If $U(t)$ and $U^0(t)$ are unitary operators, $|\psi⟩$ and $|\phi⟩$ two vectors and we have the limit between these vectors below as follows
$\lim_{t \to -\infty} ∥U(t) |\psi⟩ - U^0(t)|\phi⟩∥=0$.
How do I go from the above equation to the following equation
$\lim_{t \to -\infty} ∥ |\psi⟩ - U^{\dagger}(t)U^0(t)|\phi⟩∥=0$.
I think I just take the square root of $U^{\dagger}(t)$ and multiply the first expression by that. Is my reasoning right?
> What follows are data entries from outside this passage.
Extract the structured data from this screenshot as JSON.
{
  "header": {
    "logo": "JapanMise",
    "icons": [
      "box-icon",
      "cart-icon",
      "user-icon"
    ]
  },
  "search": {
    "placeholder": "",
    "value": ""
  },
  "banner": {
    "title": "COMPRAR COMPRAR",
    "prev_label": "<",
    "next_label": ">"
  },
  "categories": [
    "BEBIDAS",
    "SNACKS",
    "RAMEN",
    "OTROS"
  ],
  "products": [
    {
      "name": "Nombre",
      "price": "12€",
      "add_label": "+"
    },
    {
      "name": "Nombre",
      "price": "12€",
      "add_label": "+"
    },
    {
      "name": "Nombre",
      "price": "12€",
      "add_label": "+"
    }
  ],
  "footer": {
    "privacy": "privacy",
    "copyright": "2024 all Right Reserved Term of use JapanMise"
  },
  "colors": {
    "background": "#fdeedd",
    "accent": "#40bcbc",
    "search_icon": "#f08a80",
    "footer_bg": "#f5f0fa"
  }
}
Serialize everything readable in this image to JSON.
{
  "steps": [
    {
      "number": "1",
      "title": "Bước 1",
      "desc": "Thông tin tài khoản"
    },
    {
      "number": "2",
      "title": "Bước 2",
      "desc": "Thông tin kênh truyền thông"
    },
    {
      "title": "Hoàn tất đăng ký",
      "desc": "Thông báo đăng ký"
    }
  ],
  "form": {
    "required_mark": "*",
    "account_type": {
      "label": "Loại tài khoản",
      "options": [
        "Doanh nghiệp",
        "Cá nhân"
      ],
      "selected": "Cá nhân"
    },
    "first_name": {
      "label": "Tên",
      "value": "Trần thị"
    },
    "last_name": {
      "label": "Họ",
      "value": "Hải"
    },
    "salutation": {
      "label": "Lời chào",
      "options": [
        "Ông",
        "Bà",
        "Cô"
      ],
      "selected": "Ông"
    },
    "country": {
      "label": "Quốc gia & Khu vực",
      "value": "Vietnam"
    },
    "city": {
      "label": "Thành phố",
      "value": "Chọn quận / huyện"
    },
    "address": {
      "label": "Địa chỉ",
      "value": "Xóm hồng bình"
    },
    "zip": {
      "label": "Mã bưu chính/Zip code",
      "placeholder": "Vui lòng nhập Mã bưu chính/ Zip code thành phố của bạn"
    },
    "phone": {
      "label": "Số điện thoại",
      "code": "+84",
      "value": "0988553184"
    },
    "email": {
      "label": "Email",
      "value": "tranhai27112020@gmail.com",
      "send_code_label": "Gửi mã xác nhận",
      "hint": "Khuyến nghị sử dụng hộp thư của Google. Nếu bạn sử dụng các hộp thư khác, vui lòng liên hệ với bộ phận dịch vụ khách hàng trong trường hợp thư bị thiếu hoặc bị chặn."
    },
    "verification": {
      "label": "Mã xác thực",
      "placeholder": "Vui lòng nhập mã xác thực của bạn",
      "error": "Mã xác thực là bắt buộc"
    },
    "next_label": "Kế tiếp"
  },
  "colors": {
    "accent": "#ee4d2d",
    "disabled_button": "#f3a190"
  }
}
Unitary implies $U^{\dagger}(t) U(t) = I$, where $I$ is the identity operator. Hence, just multiply both sides by $U^{\dagger}$ on the left and distribute by linearity. You are allowed to absorb $U^{\dagger}$ into the norm since unitary operations preserve norms. I.e. $$ \|U(t) \psi - U^0 (t) \phi \| = x, \\ \|\psi - U^{\dagger}(t)U^0 (t)\phi\| = \|U^{\dagger}(t)\| x. $$ Note that $x \to 0$ as $t \to -\infty$, and since $U^{\dagger}(t)$ is bounded (Unitary operators are bounded) , we get $\|U^{\dagger}(t)\| x \to 0$ as well.
Also note that one can prove the reverse direction by the same argument.